I found a chapter on the work of Maxine Greene to be particularly resonant with the teacher in me. Greene, the great education philosopher and advocate for the centrality of the arts in education, died last year. Thomas' chapter is a moving tribute to her vision of what education really is all about and how an obsession with the seemingly certain (as represented by tests and data) is the enemy of learning, which tends to be ambiguous, unexpected and messy.
Speaking of the ambiguous, unexpected and messy, Thomas introduced me to the work of George Saunders, particularly the delightfully amusing and delightfully insightful, The Very Persistent Gappers of Frip. Here Thomas offers us a virtuoso critical reading of a deceptively simple story. The story turns out to be central to a concept that Thomas develops throughout the book, that of "scarcity and slack." In Thomas' reading the book becomes a witty illustration of what really underlies educational achievement gaps and what reformers call "failing schools." The poor live in a constant state of scarcity of resources (time, money, food, ease) while the wealthy live with an enormous amount of slack, a slack that they have not so much earned as they have inherited because so many live without it. Saunders story shows how much both good and bad fortune are often matters of luck and how the haves can find all kinds of ways to justify not sharing with the have-nots.
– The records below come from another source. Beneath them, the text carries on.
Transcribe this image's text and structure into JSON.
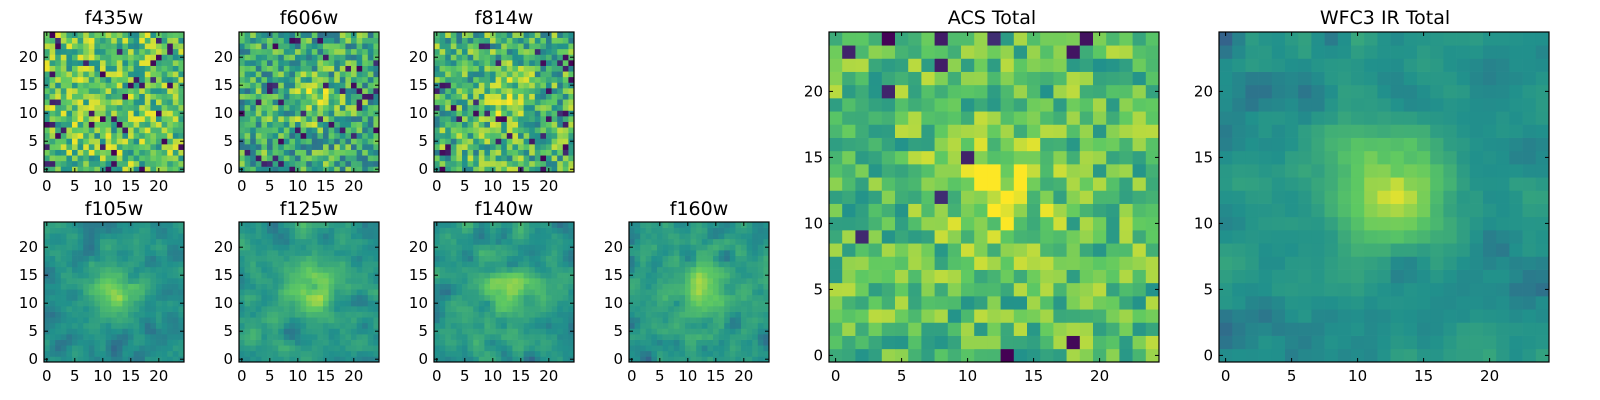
{
  "chart_data": [
    {
      "id": "f435w",
      "type": "heatmap",
      "title": "f435w",
      "grid_size": 25,
      "colormap": "viridis",
      "xticks": [
        "0",
        "5",
        "10",
        "15",
        "20"
      ],
      "yticks": [
        "0",
        "5",
        "10",
        "15",
        "20"
      ],
      "pattern": "noise",
      "seed": 11,
      "base": 0.72,
      "noise": 0.26,
      "dark_spots": 0.06
    },
    {
      "id": "f606w",
      "type": "heatmap",
      "title": "f606w",
      "grid_size": 25,
      "colormap": "viridis",
      "xticks": [
        "0",
        "5",
        "10",
        "15",
        "20"
      ],
      "yticks": [
        "0",
        "5",
        "10",
        "15",
        "20"
      ],
      "pattern": "noise_center",
      "seed": 23,
      "base": 0.62,
      "noise": 0.26,
      "peak": 0.2,
      "dark_spots": 0.05
    },
    {
      "id": "f814w",
      "type": "heatmap",
      "title": "f814w",
      "grid_size": 25,
      "colormap": "viridis",
      "xticks": [
        "0",
        "5",
        "10",
        "15",
        "20"
      ],
      "yticks": [
        "0",
        "5",
        "10",
        "15",
        "20"
      ],
      "pattern": "noise_center",
      "seed": 37,
      "base": 0.66,
      "noise": 0.26,
      "peak": 0.15,
      "dark_spots": 0.06
    },
    {
      "id": "f105w",
      "type": "heatmap",
      "title": "f105w",
      "grid_size": 25,
      "colormap": "viridis",
      "xticks": [
        "0",
        "5",
        "10",
        "15",
        "20"
      ],
      "yticks": [
        "0",
        "5",
        "10",
        "15",
        "20"
      ],
      "pattern": "smooth_center",
      "seed": 41,
      "base": 0.5,
      "noise": 0.18,
      "peak": 0.35,
      "dark_spots": 0.02
    },
    {
      "id": "f125w",
      "type": "heatmap",
      "title": "f125w",
      "grid_size": 25,
      "colormap": "viridis",
      "xticks": [
        "0",
        "5",
        "10",
        "15",
        "20"
      ],
      "yticks": [
        "0",
        "5",
        "10",
        "15",
        "20"
      ],
      "pattern": "smooth_center",
      "seed": 53,
      "base": 0.55,
      "noise": 0.2,
      "peak": 0.3,
      "dark_spots": 0.02
    },
    {
      "id": "f140w",
      "type": "heatmap",
      "title": "f140w",
      "grid_size": 25,
      "colormap": "viridis",
      "xticks": [
        "0",
        "5",
        "10",
        "15",
        "20"
      ],
      "yticks": [
        "0",
        "5",
        "10",
        "15",
        "20"
      ],
      "pattern": "smooth_center",
      "seed": 67,
      "base": 0.55,
      "noise": 0.2,
      "peak": 0.3,
      "dark_spots": 0.02
    },
    {
      "id": "f160w",
      "type": "heatmap",
      "title": "f160w",
      "grid_size": 25,
      "colormap": "viridis",
      "xticks": [
        "0",
        "5",
        "10",
        "15",
        "20"
      ],
      "yticks": [
        "0",
        "5",
        "10",
        "15",
        "20"
      ],
      "pattern": "smooth_center",
      "seed": 79,
      "base": 0.55,
      "noise": 0.2,
      "peak": 0.32,
      "dark_spots": 0.03
    },
    {
      "id": "acs-total",
      "type": "heatmap",
      "title": "ACS Total",
      "grid_size": 25,
      "colormap": "viridis",
      "xticks": [
        "0",
        "5",
        "10",
        "15",
        "20"
      ],
      "yticks": [
        "0",
        "5",
        "10",
        "15",
        "20"
      ],
      "pattern": "noise_center",
      "seed": 97,
      "base": 0.7,
      "noise": 0.2,
      "peak": 0.2,
      "dark_spots": 0.03
    },
    {
      "id": "wfc3-ir-total",
      "type": "heatmap",
      "title": "WFC3 IR Total",
      "grid_size": 25,
      "colormap": "viridis",
      "xticks": [
        "0",
        "5",
        "10",
        "15",
        "20"
      ],
      "yticks": [
        "0",
        "5",
        "10",
        "15",
        "20"
      ],
      "pattern": "smooth_center",
      "seed": 113,
      "base": 0.5,
      "noise": 0.14,
      "peak": 0.45,
      "dark_spots": 0.02
    }
  ],
  "colors": {
    "viridis_stops": [
      "#440154",
      "#3b528b",
      "#21918c",
      "#5ec962",
      "#fde725"
    ]
  }
}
Near the end of the book, Thomas comes to a concern that I know is close to his heart because I am a regular reader of his blog. Quoting liberally from Ralph Ellison, author of The Invisible Man, Thomas addresses one of the most important insights regarding poor and minority children and learning. Here is what Ellison had to say about African American students and language at a teacher conference in 1963:
Some of us look at the Negro community in the South and say that these kids have no capacity to manipulate language. Well, these are not the Negroes I know. Because I know that the wordplay of Negro kids in the South would make the experimental poets, the modern poets, green with envy. I don’t mean that these kids possess broad dictionary knowledge, but within the bounds of their familiar environment and within the bounds of their rich oral culture, they possess a great virtuosity with the music and poetry of words.
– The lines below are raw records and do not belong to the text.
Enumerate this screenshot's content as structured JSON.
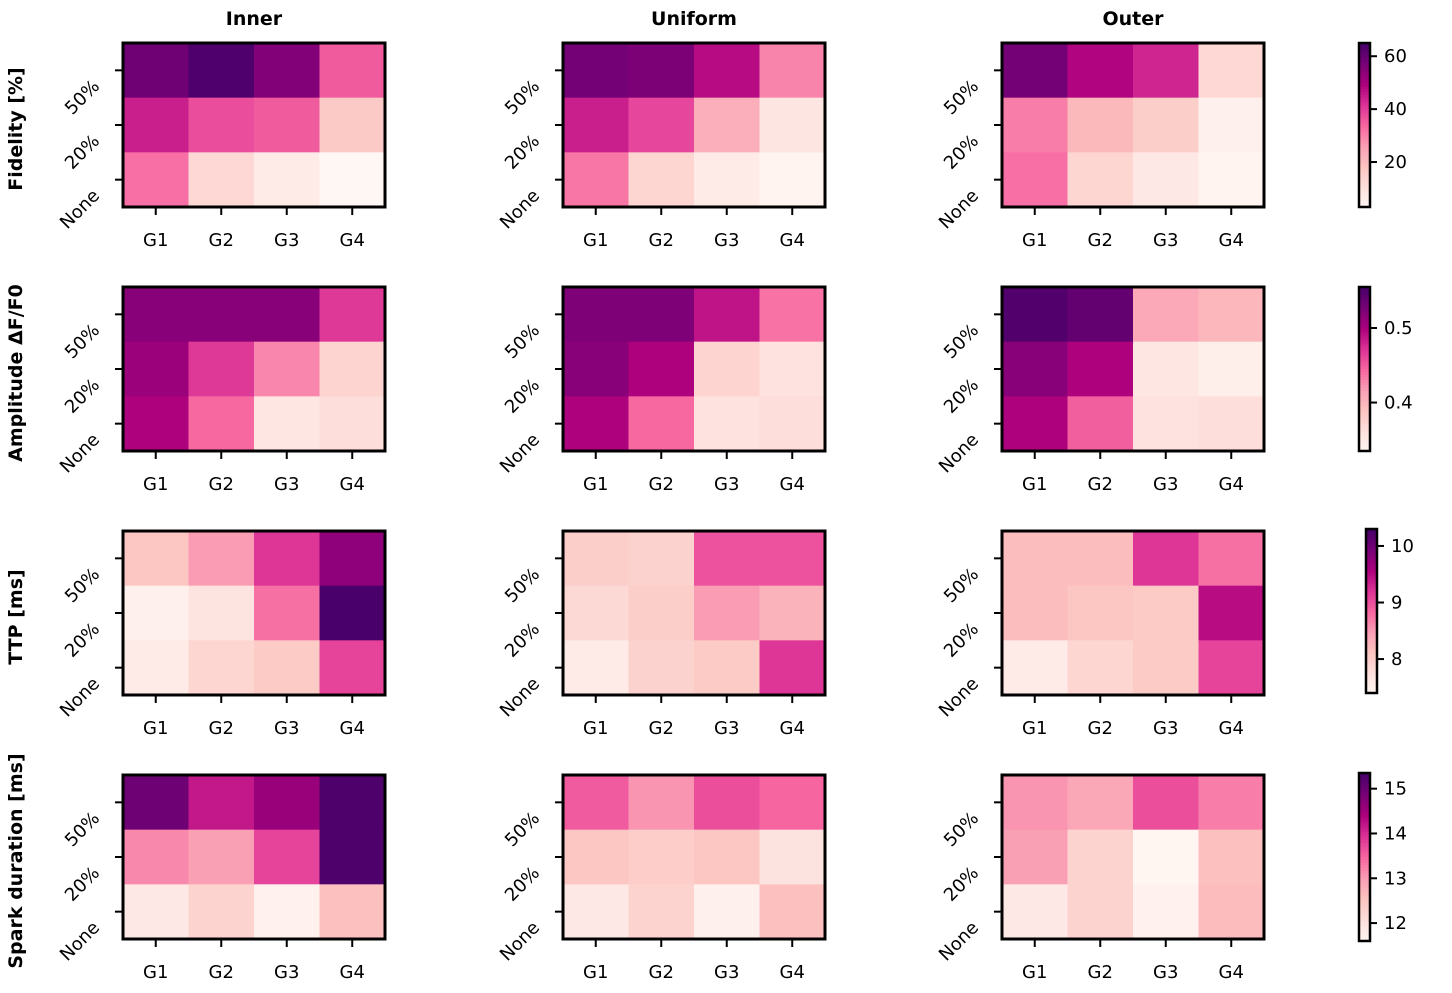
{
  "figure": {
    "columns": [
      "Inner",
      "Uniform",
      "Outer"
    ],
    "x_categories": [
      "G1",
      "G2",
      "G3",
      "G4"
    ],
    "y_categories": [
      "None",
      "20%",
      "50%"
    ]
  },
  "chart_data": [
    {
      "type": "heatmap",
      "row_label": "Fidelity [%]",
      "colorbar": {
        "min": 3,
        "max": 65,
        "ticks": [
          20,
          40,
          60
        ],
        "tick_labels": [
          "20",
          "40",
          "60"
        ]
      },
      "panels": [
        {
          "column": "Inner",
          "values": {
            "50%": [
              59,
              64,
              56,
              36
            ],
            "20%": [
              45,
              38,
              36,
              17
            ],
            "None": [
              33,
              13,
              7,
              3
            ]
          }
        },
        {
          "column": "Uniform",
          "values": {
            "50%": [
              58,
              57,
              48,
              30
            ],
            "20%": [
              45,
              39,
              23,
              9
            ],
            "None": [
              32,
              14,
              7,
              4
            ]
          }
        },
        {
          "column": "Outer",
          "values": {
            "50%": [
              58,
              49,
              44,
              13
            ],
            "20%": [
              31,
              21,
              16,
              5
            ],
            "None": [
              33,
              14,
              8,
              4
            ]
          }
        }
      ]
    },
    {
      "type": "heatmap",
      "row_label": "Amplitude ΔF/F0",
      "colorbar": {
        "min": 0.335,
        "max": 0.555,
        "ticks": [
          0.4,
          0.5
        ],
        "tick_labels": [
          "0.4",
          "0.5"
        ]
      },
      "panels": [
        {
          "column": "Inner",
          "values": {
            "50%": [
              0.52,
              0.52,
              0.52,
              0.47
            ],
            "20%": [
              0.51,
              0.47,
              0.43,
              0.375
            ],
            "None": [
              0.5,
              0.445,
              0.355,
              0.365
            ]
          }
        },
        {
          "column": "Uniform",
          "values": {
            "50%": [
              0.525,
              0.525,
              0.49,
              0.44
            ],
            "20%": [
              0.52,
              0.5,
              0.375,
              0.36
            ],
            "None": [
              0.5,
              0.445,
              0.36,
              0.365
            ]
          }
        },
        {
          "column": "Outer",
          "values": {
            "50%": [
              0.55,
              0.54,
              0.41,
              0.4
            ],
            "20%": [
              0.52,
              0.5,
              0.355,
              0.345
            ],
            "None": [
              0.5,
              0.45,
              0.36,
              0.365
            ]
          }
        }
      ]
    },
    {
      "type": "heatmap",
      "row_label": "TTP [ms]",
      "colorbar": {
        "min": 7.4,
        "max": 10.3,
        "ticks": [
          8,
          9,
          10
        ],
        "tick_labels": [
          "8",
          "9",
          "10"
        ]
      },
      "panels": [
        {
          "column": "Inner",
          "values": {
            "50%": [
              8.1,
              8.5,
              9.2,
              9.8
            ],
            "20%": [
              7.5,
              7.7,
              8.8,
              10.3
            ],
            "None": [
              7.6,
              7.9,
              8.05,
              9.1
            ]
          }
        },
        {
          "column": "Uniform",
          "values": {
            "50%": [
              8.0,
              7.95,
              9.0,
              9.0
            ],
            "20%": [
              7.85,
              8.0,
              8.5,
              8.3
            ],
            "None": [
              7.6,
              7.95,
              8.05,
              9.2
            ]
          }
        },
        {
          "column": "Outer",
          "values": {
            "50%": [
              8.2,
              8.2,
              9.2,
              8.8
            ],
            "20%": [
              8.2,
              8.1,
              8.05,
              9.5
            ],
            "None": [
              7.6,
              7.9,
              8.05,
              9.1
            ]
          }
        }
      ]
    },
    {
      "type": "heatmap",
      "row_label": "Spark duration [ms]",
      "colorbar": {
        "min": 11.6,
        "max": 15.35,
        "ticks": [
          12,
          13,
          14,
          15
        ],
        "tick_labels": [
          "12",
          "13",
          "14",
          "15"
        ]
      },
      "panels": [
        {
          "column": "Inner",
          "values": {
            "50%": [
              15.0,
              14.2,
              14.6,
              15.3
            ],
            "20%": [
              13.2,
              13.0,
              13.8,
              15.3
            ],
            "None": [
              11.9,
              12.3,
              11.7,
              12.6
            ]
          }
        },
        {
          "column": "Uniform",
          "values": {
            "50%": [
              13.6,
              13.1,
              13.7,
              13.5
            ],
            "20%": [
              12.5,
              12.4,
              12.5,
              12.0
            ],
            "None": [
              11.9,
              12.3,
              11.75,
              12.6
            ]
          }
        },
        {
          "column": "Outer",
          "values": {
            "50%": [
              13.1,
              12.9,
              13.7,
              13.3
            ],
            "20%": [
              13.0,
              12.3,
              11.65,
              12.6
            ],
            "None": [
              11.9,
              12.3,
              11.7,
              12.65
            ]
          }
        }
      ]
    }
  ]
}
Thomas argues that we are stuck with a deficit view of language and a deficit view of children growing up in poverty. This deficit view causes teachers, administrators and policy makers to ignore the strengths that students bring to school in the forms of the very poetic wordplay that Ellison describes above. Thomas frames this all as a part of his argument that reformers will fail if the focus of their pursuit is to make children of poverty more like us. What we must do is embrace the difference, recognize it is not a deficit, and build on students' very real strengths. This approach has the potential to move us forward. Anything less is paternalism at best, racism at worst, and doomed to fail in any case.
In Beware the Roadbuilders, P. L. Thomas leads us on one reader's journey toward critical understanding. It is a journey informed by personal experience and shaped through the reading of great literature. I think of Louise Rosenblatt's phrase, "the lived through experience of the text." Thomas offers us his lived through experience to help open our eyes to the quest for equity that must be at the center of our teaching lives.
If you are a teacher, if you love books, if you care about children and public education and if you want to continue to learn and grow personally and professionally, read this book.
Thomas, P. L. (2015) Beware
the Roadbuilders: Literature as Resistance. NY: Garn Press.